The broad-sense heritability and R 2QTL values considered in some previous studies (e.g., heritability of 0.05 by Xu and Vogl (2000) and R 2QTL of 0.05 by Tenesa et al. (2005)) are low compared to heritability and R 2QTL values of some agronomically important traits when evaluated in well-designed screens of pure lines in self-pollinated crop species (Holland et al. 2003). For example, based on the variance components reported by Bernier et al. (2007) for the Vandana/Way Rarem rice population, the heritability of grain yield evaluated under severe upland drought stress in single-row plots was 0.45 for selection units consisting of single unreplicated plots, and 0.56 for the means of two replicates in a single trial, and there was a single QTL explaining over 30% of the phenotypic variance. QTL with such large effects are of immediate interest to plant breeders for application in marker-assisted selection. We therefore included large-effect QTL in our simulation experiments. Our results indicate that both marker-based and trait-based analysis of selectively genotyped progeny should be powerful enough to detect QTL with moderate to large effects, with trait heritabilities and selection intensities that are relevant to plant breeding programs.
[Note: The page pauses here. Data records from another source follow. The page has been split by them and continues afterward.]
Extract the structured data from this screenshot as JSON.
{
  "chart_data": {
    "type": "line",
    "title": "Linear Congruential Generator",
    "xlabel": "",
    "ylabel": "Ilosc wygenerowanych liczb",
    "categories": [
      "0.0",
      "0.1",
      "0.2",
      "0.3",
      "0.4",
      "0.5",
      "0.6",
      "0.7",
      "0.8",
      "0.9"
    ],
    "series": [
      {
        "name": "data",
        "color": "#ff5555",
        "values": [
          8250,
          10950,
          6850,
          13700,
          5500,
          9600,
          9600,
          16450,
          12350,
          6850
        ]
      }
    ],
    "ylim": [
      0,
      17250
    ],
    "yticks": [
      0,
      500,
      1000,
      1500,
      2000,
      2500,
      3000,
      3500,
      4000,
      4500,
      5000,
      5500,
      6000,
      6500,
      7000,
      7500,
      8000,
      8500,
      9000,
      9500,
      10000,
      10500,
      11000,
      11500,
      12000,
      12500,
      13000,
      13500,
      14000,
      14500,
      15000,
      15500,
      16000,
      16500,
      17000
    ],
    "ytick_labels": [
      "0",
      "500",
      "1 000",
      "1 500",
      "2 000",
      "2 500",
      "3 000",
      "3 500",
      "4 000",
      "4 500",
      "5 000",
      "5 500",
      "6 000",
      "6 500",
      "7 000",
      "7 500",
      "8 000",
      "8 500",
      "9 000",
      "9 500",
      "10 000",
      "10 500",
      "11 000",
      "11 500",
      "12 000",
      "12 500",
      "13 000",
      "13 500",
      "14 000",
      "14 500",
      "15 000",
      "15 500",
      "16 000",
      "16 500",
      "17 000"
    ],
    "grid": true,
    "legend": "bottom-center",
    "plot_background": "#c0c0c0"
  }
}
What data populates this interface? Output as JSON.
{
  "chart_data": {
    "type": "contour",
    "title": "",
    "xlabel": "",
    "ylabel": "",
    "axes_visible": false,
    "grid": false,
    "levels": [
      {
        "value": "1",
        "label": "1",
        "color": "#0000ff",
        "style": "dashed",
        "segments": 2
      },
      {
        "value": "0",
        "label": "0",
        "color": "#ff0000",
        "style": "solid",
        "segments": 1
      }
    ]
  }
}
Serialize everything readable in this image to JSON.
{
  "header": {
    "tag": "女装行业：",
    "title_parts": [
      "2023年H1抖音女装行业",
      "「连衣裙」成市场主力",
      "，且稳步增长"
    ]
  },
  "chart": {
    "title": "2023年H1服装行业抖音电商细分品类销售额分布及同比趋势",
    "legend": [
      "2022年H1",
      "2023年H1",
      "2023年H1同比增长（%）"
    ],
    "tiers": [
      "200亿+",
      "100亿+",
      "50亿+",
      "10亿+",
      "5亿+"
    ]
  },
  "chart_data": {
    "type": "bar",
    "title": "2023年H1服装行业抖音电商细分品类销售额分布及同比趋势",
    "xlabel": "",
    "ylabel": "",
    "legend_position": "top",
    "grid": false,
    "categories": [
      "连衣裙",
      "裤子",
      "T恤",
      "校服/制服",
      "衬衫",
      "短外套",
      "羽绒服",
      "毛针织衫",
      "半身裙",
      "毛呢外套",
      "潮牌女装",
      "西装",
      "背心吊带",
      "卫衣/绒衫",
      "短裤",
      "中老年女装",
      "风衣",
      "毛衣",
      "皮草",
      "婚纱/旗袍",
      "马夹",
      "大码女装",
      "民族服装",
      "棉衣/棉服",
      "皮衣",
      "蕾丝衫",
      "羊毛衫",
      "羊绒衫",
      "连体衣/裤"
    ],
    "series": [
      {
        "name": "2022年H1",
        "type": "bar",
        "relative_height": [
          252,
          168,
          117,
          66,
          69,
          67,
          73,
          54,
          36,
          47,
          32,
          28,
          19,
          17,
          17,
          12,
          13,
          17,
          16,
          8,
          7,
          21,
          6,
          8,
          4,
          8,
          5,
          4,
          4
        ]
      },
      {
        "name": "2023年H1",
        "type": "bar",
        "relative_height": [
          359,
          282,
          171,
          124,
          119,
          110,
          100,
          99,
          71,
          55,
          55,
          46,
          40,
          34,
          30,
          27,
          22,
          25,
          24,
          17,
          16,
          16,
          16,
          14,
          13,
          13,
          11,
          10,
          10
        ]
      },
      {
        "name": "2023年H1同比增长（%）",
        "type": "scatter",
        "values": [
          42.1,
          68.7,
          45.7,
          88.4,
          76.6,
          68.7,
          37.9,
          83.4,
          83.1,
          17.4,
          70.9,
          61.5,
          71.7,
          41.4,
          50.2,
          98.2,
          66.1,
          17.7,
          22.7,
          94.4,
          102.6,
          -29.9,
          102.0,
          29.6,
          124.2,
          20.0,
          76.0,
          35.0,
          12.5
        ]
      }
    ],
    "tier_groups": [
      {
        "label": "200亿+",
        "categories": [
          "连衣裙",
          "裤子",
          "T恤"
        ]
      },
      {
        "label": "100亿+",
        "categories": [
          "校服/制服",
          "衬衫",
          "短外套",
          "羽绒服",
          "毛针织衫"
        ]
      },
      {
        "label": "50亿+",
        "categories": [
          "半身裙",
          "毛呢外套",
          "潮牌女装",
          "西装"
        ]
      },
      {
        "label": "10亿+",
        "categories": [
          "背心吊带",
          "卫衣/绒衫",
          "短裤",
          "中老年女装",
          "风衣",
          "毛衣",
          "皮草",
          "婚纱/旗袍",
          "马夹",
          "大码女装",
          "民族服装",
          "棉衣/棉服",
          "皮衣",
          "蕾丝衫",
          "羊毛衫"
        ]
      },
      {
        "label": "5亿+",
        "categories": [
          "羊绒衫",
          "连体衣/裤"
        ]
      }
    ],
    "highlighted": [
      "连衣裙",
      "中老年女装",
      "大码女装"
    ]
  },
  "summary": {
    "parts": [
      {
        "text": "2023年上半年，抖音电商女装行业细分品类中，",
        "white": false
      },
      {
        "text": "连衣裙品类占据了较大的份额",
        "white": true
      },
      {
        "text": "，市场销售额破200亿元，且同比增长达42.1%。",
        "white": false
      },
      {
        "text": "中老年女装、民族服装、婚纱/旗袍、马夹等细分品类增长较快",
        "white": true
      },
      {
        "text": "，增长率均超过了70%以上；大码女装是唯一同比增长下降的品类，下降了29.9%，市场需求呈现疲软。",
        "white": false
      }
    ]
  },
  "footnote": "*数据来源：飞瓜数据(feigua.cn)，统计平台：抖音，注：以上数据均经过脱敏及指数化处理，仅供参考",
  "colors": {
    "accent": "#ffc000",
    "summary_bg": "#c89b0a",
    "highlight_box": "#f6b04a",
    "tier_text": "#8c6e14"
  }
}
Selective genotyping is particularly attractive for applications in which the objective is to screen a large sample of potential donors for large-effect alleles, rather than to try to detect many small-effect QTL, or when it is desirable to detect QTL alleles from a donor with effects across a range of backgrounds. Resources that might otherwise be used to conduct both phenotyping and genotyping in one experimental population in a conventional mapping experiment could be reallocated to selective genotyping in several populations. This opens up the possibility of assaying a wide range of germplasm sources for useful QTL alleles. With increasing availability of highly multiplexed and array-based genotyping technologies, consideration can now be given to routine high-density genotyping of small numbers of selected lines from the extremes of breeding populations, providing opportunities to detect QTL with moderate to large effects on traits of particular interest. If progeny with both low and high phenotypic values have been retained, then a bidirectional approach will be preferable to a unidirectional one. In cases where only the superior progeny have been retained, there is still scope for QTL detection via unidirectional selective genotyping, but with a greater risk of both Type I and Type II error.

It is important to note, however, that selective genotyping is limited in its applicability to multiple uncorrelated traits (Lebowitz et al. 1987; Tenesa et al. 2005; Ronin et al. 1998). If selective genotyping is applied on lines selected for more than one trait from breeding populations, detected QTL must be considered to influence a composite trait with adaptive or commercial value.

In practice, a QTL detection strategy based on selective genotyping might initially apply selection at an intensity appropriate to detect QTL of a certain effect size, given the density of available markers that could be economically assayed on an individual lines. For example, if the aim was to have 80% power to detect QTL explaining 10% or more of the phenotypic variation in a population of 500 lines, and markers were available at 10-cM intervals, 25 lines from each tail of the phenotypic distribution could be genotyped. Subsequently, if significant associations were detected in one or more chromosome regions, markers in those regions could be genotyped across the entire population, for validation purposes and fine-mapping.